I’m not aware that Baltimoreans or Marylandians are famous for their spiritual toughness. But Biden did claim a strong affinity with them and with the Francis Scott Key Bridge. He said he had traveled across it “many, many times commuting from the state of Delaware either on a train or by car.” It’s true, of course, that the bridge had no train tracks — never had any, wasn’t built to be a railway bridge. It’s also true that Biden has frequently bragged about not commuting by car. Nevertheless, one thing is clear: there’s nothing the ruling class won’t spend money on, as long as it’s other people’s money. Forbidden by the Supreme Court from taking over people’s college debts, Biden does it anyway. Required by duty not to let people in need of welfare benefits into the country, Biden does it anyway. Required by common sense not to fund the civil service and pension system of a place that is notorious as the most corrupt country in Europe, yes, Biden does it anyway. And now it’s only the stray reporter who thinks to ask, isn’t there anyone but the taxpayer who can pay these bills?
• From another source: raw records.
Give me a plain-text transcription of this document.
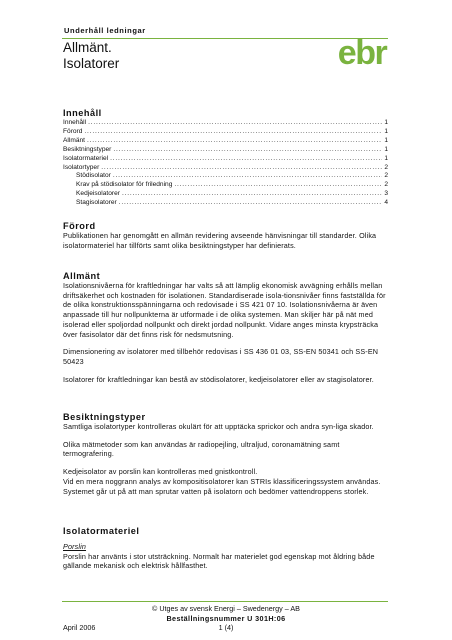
Underhåll ledningar
Allmänt.
Isolatorer	ebr
Innehåll
Innehåll .....	1
Förord .....	1
Allmänt .....	1
Besiktningstyper .....	1
Isolatormateriel .....	1
Isolatortyper .....	2
Stödisolator .....	2
Krav på stödisolator för friledning .....	2
Kedjeisolatorer .....	3
Stagisolatorer .....	4
Förord

Publikationen har genomgått en allmän revidering avseende hänvisningar till standarder. Olika isolatormateriel har tillförts samt olika besiktningstyper har definierats.

Allmänt

Isolationsnivåerna för kraftledningar har valts så att lämplig ekonomisk avvägning erhålls mellan driftsäkerhet och kostnaden för isolationen. Standardiserade isola-tionsnivåer finns fastställda för de olika konstruktionsspänningarna och redovisade i SS 421 07 10. Isolationsnivåerna är även anpassade till hur nollpunkterna är utformade i de olika systemen. Man skiljer här på nät med isolerad eller spoljordad nollpunkt och direkt jordad nollpunkt. Vidare anges minsta krypsträcka över fasisolator där det finns risk för nedsmutsning.

Dimensionering av isolatorer med tillbehör redovisas i SS 436 01 03, SS-EN 50341 och SS-EN 50423

Isolatorer för kraftledningar kan bestå av stödisolatorer, kedjeisolatorer eller av stagisolatorer.

Besiktningstyper

Samtliga isolatortyper kontrolleras okulärt för att upptäcka sprickor och andra syn-liga skador.

Olika mätmetoder som kan användas är radiopejling, ultraljud, coronamätning samt termografering.

Kedjeisolator av porslin kan kontrolleras med gnistkontroll.

Vid en mera noggrann analys av kompositisolatorer kan STRIs klassificeringssystem användas. Systemet går ut på att man sprutar vatten på isolatorn och bedömer vattendroppens storlek.

Isolatormateriel

Porslin

Porslin har använts i stor utsträckning. Normalt har materielet god egenskap mot åldring både gällande mekanisk och elektrisk hållfasthet.

© Utges av svensk Energi – Swedenergy – AB
Beställningsnummer U 301H:06
April 2006	1 (4)
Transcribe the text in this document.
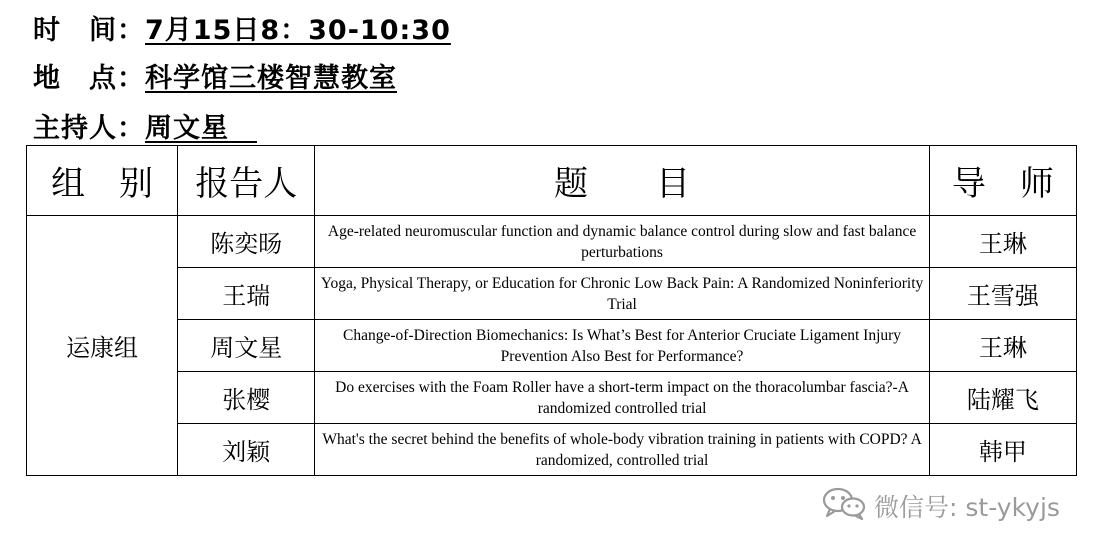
时　间：7月15日8：30-10:30
地　点：科学馆三楼智慧教室
主持人：周文星　
组　别	报告人	题　　目	导　师
运康组	陈奕旸	Age-related neuromuscular function and dynamic balance control during slow and fast balance perturbations	王琳
	王瑞	Yoga, Physical Therapy, or Education for Chronic Low Back Pain: A Randomized Noninferiority Trial	王雪强
	周文星	Change-of-Direction Biomechanics: Is What’s Best for Anterior Cruciate Ligament Injury Prevention Also Best for Performance?	王琳
	张樱	Do exercises with the Foam Roller have a short-term impact on the thoracolumbar fascia?-A randomized controlled trial	陆耀飞
	刘颖	What's the secret behind the benefits of whole-body vibration training in patients with COPD? A randomized, controlled trial	韩甲
微信号: st-ykyjs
If it be said that “this is what we pay taxes for,” the obvious answer is, “Nobody asked us, any of us, and besides, we shouldn’t have to pay for things that are illegal, unnecessary, or both.”

The less obvious, but equally important answer is, “We don’t have the money — and that’s why you think you can get away with this.”

Thanks to Biden and his ilk — his very numerous ilk — the debt of the United States is now greater than $270,000 for every household in America. That’s how much we — the real we, the people — owe. Plus compound interest. But the intention is not to pay this debt — or the interest of this debt — in taxes. People would notice that, and vote the ruling class out of power. Certainly no one in the ruling class expects “the rich” (i.e., the ruling class itself) to pay it. If they expected that, they would not be flocking in their thousands to contribute to Biden’s re-election. No, we will pay it, in inflation and in subservience to Communist China and whoever else is willing to keep funding our national mortgage. Meanwhile, the ruling class will keep spending more and more of what we do not have.

In these circumstances, wouldn’t it be a good idea if someone, anyone, asked Biden to donate a few hundred thousand out of his own household’s ample funds? Then everyone would have a lot more confidence that “we’re going to get through this together.”